Forse è sconosciuto alla maggior parte dei Comuni che la deroga a tutti gli altri standard, costituenti le Istruzioni ministeriali del 20 giugno 1896, è loro motivatamente consentita negli stretti limiti in esse previsti e solo in sede di formazione dei regolamenti d’igiene (previa acquisizione del parere favorevole degli ufficiali sanitari) che “… si uniformeranno, per quanto sarà possibile, alle istruzioni tecnico-igieniche emanate dal Ministero dell’Interno sull’igiene del suolo e dell’abitato” (così l’art. 97 del sempre vigente Regolamento generale sanitario approvato con il r.d. 45/1901).
        5.5 Concludendo, la segnalazione certificata di agibilità – è bene ricordare che avvalersene è una facoltà, non un obbligo  – è il titolo che – in determinate casistiche, all’esito di interventi sul patrimonio edilizio esistente – consente di utilizzare l’immobile in luogo della (sempre richiedibile) autorizzazione sindacale all’agibilità ex art. 221 r.d. 1265/1934, ancorché lo stesso non sia rispettoso dei suddetti parametri di legge perché la competente autorità sanitaria ha già condiviso in via preventiva rispetto alla trasformazione edilizia, giammai a sanatoria, il giudizio asseverato del progettista.
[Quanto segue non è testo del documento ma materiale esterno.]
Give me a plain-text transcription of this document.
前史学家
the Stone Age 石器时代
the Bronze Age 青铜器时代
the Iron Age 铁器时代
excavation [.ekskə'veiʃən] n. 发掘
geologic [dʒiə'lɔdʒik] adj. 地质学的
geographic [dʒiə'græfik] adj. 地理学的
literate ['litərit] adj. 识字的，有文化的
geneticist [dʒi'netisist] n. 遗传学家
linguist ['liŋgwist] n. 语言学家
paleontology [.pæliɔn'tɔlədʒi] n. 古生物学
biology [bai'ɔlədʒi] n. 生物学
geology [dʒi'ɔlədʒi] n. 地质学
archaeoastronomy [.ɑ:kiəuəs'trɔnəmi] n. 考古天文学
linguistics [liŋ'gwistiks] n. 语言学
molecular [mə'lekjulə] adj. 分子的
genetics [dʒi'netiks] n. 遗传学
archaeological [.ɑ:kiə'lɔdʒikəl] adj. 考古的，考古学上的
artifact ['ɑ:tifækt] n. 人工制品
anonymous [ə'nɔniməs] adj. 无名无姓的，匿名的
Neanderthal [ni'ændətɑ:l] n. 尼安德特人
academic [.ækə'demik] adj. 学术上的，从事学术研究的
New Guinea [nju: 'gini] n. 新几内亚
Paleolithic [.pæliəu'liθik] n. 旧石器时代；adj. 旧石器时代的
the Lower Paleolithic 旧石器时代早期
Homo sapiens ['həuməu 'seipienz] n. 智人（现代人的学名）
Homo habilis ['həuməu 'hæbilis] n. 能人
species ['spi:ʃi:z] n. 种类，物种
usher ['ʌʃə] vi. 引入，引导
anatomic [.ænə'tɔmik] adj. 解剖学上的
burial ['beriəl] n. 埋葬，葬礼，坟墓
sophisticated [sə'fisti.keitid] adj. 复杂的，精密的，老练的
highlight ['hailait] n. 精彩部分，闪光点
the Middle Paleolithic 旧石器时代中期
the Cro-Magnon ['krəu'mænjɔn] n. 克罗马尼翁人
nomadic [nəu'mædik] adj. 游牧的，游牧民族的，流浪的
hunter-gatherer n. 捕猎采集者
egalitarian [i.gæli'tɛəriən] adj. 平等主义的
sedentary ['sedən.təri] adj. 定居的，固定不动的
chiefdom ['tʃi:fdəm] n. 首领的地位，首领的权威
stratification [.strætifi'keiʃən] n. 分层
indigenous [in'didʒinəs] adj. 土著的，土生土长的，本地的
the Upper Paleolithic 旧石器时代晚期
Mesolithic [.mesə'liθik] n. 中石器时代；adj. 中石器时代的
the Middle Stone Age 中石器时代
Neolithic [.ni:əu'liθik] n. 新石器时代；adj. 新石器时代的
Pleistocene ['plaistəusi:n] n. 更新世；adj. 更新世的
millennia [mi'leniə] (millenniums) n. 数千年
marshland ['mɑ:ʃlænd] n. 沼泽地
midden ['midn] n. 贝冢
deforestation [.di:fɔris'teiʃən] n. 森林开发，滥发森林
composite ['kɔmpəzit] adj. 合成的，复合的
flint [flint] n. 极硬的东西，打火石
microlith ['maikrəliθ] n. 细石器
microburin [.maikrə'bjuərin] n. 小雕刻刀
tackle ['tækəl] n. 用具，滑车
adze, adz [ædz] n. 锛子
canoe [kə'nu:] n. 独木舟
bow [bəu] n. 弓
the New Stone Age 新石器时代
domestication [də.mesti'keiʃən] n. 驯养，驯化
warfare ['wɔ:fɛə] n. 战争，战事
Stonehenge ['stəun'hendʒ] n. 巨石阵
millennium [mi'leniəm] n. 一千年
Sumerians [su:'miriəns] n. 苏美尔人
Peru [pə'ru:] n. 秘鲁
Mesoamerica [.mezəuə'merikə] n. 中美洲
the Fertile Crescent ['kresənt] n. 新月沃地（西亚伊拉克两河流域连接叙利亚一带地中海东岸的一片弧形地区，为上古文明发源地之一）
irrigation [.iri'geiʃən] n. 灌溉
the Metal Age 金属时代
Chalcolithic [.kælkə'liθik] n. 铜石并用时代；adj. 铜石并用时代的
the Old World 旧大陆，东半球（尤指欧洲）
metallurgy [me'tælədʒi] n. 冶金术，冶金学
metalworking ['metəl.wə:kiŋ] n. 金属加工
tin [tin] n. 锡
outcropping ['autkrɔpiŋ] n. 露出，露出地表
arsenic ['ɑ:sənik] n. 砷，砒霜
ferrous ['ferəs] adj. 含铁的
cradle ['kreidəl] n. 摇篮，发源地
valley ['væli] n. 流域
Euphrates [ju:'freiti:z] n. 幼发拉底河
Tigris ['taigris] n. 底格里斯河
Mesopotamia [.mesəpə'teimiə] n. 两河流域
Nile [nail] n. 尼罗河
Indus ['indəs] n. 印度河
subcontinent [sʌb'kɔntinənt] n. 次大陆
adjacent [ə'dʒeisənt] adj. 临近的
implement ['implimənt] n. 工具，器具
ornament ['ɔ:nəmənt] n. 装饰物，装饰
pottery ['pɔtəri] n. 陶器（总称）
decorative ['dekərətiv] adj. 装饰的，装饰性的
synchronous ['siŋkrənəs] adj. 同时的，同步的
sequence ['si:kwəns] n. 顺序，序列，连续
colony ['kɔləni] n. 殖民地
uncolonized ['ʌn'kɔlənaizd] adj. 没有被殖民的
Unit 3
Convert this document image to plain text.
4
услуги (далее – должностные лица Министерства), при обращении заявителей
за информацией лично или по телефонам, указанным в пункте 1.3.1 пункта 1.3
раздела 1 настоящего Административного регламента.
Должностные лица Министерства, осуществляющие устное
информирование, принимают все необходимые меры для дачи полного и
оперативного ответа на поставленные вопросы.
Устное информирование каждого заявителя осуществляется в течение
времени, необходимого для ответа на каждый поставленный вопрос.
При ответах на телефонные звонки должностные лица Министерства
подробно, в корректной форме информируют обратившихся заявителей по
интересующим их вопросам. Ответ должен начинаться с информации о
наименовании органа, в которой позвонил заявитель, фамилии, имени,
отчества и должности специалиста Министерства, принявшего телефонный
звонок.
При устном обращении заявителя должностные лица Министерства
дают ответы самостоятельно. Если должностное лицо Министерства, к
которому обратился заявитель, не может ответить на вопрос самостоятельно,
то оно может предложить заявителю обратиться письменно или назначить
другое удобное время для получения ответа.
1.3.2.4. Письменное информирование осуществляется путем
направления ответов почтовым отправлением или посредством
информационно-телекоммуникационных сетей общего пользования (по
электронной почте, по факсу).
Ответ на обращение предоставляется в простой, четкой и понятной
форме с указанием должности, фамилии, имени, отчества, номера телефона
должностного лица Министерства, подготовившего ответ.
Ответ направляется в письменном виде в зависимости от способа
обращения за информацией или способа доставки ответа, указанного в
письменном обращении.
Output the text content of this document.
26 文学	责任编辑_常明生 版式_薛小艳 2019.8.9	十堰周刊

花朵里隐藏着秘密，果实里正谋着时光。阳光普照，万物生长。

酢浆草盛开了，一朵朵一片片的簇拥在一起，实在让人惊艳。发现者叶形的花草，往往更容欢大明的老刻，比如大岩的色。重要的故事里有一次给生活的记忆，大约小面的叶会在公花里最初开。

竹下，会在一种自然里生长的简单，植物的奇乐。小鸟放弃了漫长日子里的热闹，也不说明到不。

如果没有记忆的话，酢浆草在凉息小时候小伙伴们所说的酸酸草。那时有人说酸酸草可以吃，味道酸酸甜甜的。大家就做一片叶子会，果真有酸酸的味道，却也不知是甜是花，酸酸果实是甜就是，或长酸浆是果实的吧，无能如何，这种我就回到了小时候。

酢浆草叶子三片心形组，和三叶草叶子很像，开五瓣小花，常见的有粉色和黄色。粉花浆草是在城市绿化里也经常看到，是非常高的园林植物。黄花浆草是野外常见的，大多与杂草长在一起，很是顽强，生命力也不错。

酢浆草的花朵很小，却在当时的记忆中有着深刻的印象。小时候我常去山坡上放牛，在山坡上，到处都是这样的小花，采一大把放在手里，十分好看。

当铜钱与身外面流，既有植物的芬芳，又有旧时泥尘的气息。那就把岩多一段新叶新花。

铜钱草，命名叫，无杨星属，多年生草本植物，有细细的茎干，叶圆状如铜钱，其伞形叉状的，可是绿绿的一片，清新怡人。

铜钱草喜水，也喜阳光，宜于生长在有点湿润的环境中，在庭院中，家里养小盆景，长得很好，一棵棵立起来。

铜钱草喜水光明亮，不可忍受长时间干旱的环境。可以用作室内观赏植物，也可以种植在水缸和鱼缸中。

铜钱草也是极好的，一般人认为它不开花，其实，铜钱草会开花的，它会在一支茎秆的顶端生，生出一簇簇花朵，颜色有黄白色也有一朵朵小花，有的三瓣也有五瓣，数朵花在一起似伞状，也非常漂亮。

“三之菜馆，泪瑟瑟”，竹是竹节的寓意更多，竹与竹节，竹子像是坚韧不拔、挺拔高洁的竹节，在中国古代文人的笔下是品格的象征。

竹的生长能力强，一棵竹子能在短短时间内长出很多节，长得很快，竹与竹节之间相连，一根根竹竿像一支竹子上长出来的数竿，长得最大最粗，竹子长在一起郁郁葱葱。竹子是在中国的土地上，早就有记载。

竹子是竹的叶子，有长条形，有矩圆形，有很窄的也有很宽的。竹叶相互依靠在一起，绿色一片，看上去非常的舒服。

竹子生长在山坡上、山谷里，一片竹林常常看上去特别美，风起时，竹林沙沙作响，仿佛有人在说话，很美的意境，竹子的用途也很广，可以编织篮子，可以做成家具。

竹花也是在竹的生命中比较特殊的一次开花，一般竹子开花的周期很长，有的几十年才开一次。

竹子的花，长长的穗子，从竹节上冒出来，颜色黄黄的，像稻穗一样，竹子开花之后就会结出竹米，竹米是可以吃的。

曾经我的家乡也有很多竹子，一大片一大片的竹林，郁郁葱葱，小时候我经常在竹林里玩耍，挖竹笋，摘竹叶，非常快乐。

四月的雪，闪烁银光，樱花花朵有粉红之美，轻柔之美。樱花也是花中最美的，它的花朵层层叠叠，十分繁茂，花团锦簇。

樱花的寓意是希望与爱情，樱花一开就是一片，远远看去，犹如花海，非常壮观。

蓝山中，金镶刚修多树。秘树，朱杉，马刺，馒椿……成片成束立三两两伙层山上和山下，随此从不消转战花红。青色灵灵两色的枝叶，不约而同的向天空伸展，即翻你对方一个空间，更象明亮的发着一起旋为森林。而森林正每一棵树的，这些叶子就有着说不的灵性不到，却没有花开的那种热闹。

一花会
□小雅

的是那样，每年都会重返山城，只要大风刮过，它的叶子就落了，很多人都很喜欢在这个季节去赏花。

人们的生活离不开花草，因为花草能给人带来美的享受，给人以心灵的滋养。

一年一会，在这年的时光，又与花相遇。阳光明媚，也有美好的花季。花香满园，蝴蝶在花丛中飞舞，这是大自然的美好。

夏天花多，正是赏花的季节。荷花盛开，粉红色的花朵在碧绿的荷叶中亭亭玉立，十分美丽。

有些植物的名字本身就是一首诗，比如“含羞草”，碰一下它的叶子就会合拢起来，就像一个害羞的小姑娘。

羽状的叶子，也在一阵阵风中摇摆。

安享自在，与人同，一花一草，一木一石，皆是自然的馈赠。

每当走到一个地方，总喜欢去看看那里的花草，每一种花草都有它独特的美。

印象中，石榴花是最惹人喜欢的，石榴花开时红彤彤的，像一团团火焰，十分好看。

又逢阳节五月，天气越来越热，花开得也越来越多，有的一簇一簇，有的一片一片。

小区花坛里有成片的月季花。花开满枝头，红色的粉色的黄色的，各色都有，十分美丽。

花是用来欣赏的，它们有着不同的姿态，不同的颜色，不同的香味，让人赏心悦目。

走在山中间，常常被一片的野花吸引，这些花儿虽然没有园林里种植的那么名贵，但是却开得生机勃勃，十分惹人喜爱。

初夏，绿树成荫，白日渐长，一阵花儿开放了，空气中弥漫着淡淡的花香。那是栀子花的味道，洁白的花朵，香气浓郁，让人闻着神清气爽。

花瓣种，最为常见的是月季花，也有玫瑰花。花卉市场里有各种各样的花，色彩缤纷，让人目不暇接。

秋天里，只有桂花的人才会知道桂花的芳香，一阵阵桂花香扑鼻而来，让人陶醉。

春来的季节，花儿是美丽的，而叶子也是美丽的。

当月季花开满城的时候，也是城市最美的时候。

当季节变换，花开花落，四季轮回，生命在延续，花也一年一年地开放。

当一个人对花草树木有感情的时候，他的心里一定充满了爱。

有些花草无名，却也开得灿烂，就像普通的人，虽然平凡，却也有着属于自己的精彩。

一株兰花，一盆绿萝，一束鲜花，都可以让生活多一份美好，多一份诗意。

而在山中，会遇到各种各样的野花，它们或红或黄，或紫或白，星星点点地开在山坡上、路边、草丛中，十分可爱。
In tutti gli altri casi in cui i locali esistenti, anche non soggetti a nuovi interventi edilizi, non rispettino pedissequamente i requisiti igienico sanitari è sempre possibile chiedere e ottenere l’autorizzazione all’agibilità ex art. 221 r.d. 1265/1934 all’esito positivo degli accertamenti che il Sindaco è tenuto a far eseguire alle strutture tecniche comunali e agli ufficiali sanitari. In parole semplici, il libero professionista sostituisce il pubblico ufficiale nelle valutazioni sottese al rilascio dell’autorizzazione in parola solo laddove non ne siano necessarie di tecnico-discrezionali.